In order to connect the respective end portions 141a and 141b of the conductive wire 141 to the respective wire splicing surfaces 135 of the terminals 130A and 130B of the above-described conventional magnetic component 110 with good precision via thermal compression bonding, it is necessary that welding electrode 180 sufficiently press the respective wire splicing surfaces 135 of the terminals 130A and 130B while crushing the respective end portions 141a and 141b of the conductive wire 141 to a predetermined extent.

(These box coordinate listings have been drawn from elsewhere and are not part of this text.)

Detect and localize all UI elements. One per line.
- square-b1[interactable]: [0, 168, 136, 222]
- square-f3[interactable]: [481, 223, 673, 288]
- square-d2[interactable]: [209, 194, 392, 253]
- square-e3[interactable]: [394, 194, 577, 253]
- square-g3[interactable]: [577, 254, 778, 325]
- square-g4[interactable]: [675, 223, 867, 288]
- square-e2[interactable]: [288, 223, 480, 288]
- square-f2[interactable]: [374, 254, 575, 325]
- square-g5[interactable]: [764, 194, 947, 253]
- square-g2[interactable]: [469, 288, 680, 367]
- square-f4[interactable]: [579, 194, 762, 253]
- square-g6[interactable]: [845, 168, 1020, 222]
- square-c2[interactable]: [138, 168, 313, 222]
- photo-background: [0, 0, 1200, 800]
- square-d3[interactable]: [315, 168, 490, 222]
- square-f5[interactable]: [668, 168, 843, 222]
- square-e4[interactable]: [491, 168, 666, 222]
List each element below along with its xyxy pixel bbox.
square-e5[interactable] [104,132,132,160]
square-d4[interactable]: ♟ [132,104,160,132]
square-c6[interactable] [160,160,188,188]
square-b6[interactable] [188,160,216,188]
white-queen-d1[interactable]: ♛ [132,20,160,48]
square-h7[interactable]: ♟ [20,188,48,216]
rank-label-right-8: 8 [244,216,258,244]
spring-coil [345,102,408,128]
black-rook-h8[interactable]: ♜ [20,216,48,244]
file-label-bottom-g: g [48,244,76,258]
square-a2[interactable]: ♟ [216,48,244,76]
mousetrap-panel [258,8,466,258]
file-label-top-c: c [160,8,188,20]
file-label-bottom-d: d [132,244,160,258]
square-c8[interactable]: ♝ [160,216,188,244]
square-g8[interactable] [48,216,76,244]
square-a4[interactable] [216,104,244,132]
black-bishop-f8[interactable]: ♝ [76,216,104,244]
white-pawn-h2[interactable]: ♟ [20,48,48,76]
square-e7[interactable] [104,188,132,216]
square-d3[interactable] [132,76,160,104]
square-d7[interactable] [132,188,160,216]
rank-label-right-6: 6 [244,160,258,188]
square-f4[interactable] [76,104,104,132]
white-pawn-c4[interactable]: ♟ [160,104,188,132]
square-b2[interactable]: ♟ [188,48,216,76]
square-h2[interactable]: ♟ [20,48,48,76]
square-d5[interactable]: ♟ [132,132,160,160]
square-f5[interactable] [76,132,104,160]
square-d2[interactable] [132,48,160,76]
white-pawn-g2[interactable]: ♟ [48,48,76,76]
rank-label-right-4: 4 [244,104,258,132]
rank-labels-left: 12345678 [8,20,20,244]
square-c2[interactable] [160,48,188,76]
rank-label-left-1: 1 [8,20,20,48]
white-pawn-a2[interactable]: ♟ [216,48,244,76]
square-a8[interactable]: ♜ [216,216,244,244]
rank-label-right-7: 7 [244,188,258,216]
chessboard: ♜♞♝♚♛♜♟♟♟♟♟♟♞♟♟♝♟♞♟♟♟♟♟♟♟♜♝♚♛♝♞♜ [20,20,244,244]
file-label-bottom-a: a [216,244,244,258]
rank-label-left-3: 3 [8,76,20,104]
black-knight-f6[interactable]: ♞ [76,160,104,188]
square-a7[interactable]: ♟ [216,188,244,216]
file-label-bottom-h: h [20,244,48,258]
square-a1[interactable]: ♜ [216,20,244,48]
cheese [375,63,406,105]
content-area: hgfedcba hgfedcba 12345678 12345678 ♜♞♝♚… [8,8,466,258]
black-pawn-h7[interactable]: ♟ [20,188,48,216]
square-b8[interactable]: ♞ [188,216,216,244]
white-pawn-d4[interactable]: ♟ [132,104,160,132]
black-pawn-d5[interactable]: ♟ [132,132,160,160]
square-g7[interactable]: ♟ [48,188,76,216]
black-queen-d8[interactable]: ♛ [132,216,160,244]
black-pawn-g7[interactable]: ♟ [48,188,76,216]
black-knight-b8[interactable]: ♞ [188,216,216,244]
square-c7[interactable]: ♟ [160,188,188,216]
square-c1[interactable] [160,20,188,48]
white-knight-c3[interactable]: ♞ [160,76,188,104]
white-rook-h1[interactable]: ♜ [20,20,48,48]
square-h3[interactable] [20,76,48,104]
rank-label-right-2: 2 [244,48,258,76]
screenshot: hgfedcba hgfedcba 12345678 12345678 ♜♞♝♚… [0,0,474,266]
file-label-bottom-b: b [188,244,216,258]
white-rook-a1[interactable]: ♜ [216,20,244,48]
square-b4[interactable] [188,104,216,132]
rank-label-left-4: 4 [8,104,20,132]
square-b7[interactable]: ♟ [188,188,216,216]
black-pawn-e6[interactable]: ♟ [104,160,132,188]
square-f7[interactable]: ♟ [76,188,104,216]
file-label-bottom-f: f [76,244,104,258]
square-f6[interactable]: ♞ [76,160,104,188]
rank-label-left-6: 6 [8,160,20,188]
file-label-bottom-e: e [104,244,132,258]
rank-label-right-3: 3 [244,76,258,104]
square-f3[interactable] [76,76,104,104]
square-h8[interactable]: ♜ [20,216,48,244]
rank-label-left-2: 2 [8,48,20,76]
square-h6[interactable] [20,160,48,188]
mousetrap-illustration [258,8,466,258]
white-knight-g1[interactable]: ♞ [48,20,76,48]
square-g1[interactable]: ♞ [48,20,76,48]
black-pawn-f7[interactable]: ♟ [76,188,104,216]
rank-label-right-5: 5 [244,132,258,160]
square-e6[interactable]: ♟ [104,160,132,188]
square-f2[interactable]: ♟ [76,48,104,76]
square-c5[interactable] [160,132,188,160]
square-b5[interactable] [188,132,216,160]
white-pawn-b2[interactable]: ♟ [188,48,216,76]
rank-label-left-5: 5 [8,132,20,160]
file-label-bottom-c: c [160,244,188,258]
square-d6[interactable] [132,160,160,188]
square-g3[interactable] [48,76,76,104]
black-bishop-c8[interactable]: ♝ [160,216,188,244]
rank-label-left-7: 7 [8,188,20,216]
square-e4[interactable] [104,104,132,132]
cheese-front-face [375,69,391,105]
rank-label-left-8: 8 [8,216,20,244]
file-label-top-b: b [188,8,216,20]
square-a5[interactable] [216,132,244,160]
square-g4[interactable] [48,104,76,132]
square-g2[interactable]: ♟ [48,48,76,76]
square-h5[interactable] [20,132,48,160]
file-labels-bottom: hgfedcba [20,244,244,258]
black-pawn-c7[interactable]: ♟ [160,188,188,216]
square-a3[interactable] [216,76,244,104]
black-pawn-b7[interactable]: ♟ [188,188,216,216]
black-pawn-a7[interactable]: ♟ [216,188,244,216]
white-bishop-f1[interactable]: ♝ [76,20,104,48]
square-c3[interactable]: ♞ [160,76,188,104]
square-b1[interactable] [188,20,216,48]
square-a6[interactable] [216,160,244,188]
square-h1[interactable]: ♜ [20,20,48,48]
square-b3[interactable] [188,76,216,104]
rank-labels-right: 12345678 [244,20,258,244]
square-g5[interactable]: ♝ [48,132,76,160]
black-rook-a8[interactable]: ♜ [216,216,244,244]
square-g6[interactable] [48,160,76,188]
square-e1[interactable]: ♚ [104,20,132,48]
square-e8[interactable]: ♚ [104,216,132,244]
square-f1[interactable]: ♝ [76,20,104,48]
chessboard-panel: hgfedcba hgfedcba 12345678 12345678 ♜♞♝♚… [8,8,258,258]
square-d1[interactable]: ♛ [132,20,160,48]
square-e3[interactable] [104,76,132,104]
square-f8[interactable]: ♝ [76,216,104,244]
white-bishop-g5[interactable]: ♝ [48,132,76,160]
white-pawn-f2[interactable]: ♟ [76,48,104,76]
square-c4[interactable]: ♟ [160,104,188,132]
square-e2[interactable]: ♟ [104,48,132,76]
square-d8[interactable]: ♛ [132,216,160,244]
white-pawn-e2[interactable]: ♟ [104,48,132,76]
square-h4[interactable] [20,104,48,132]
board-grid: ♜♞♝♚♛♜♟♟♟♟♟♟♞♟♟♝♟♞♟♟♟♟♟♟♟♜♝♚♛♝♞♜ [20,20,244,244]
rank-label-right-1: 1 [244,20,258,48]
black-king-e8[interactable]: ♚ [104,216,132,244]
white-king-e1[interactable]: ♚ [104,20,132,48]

In particular, where the magnetic component 110 is downsized so as to have external dimensions of around several millimeters, each wire splicing surface 135 is inevitably downsized, resulting in reduction in the area of the part to be welded, and thus, provision of a proper extent of crushing of the respective end portions 141a and 141b of the conductive wire 141 during thermal compression bonding is important for favorable connection of the conductive wire 141.
However, since the terminals 130A and 130B of the conventional magnetic component 110 are each formed by flexing a metal plate via, e.g., press working, large variations easily occur in a dimension in the height direction of the wire splicing portions 133. This is because not only errors caused by processing using, e.g., a pressing machine but also a tolerance in thickness of the metal plate affect the dimension in the height direction of the wire splicing portions 133.
Where large variations occur in the dimension in the height of the wire splicing portions 133, a fixed distance between a lower surface of the welding electrode 180 and each wire splicing surface 135 during thermal compression bonding cannot be maintained, making is difficult to provide a proper extent of crushing of the respective end portions 141a and 141b of the conductive wire 141, which may cause various types of failures. For example, if the extent of crushing is reduced, it may be impossible to provide sufficient connection strength, and conversely, if the extent of crushing is overly increased, the conductive wire 140 may be disconnected.
Also, a problem lies also in errors in dimension in the height direction of the projection portions 171A and 171B included in the welding jig 170. In other words, if the height of the projection portions 171A and 171B is smaller than a prescribed value, a distance ε between lower surfaces of the laterally-flexed portions of the terminals 130A and 130B and upper surfaces of the projection portions 171A and 171B is large. If the distances is excessively large, the laterally-flexed portions of the terminals 130A and 130B are pressed by the welding electrode 180 and thereby bent downward during thermal compression bonding, whereby the extent of crushing of the respective end portions 141a and 141b of the conductive wire 141 becomes small, which may result in impossibility to provide sufficient connection strength. Conversely, if the height of the projection portions 171A and 171B is larger than the prescribed value, a position in height direction of the wire splicing surfaces 135 is raised, whereby the extent of crushing of the respective end portions 141a and 141b of the conductive wire 141 during thermal compression bonding becomes too large, which may cause disconnection of the conductive wire 140.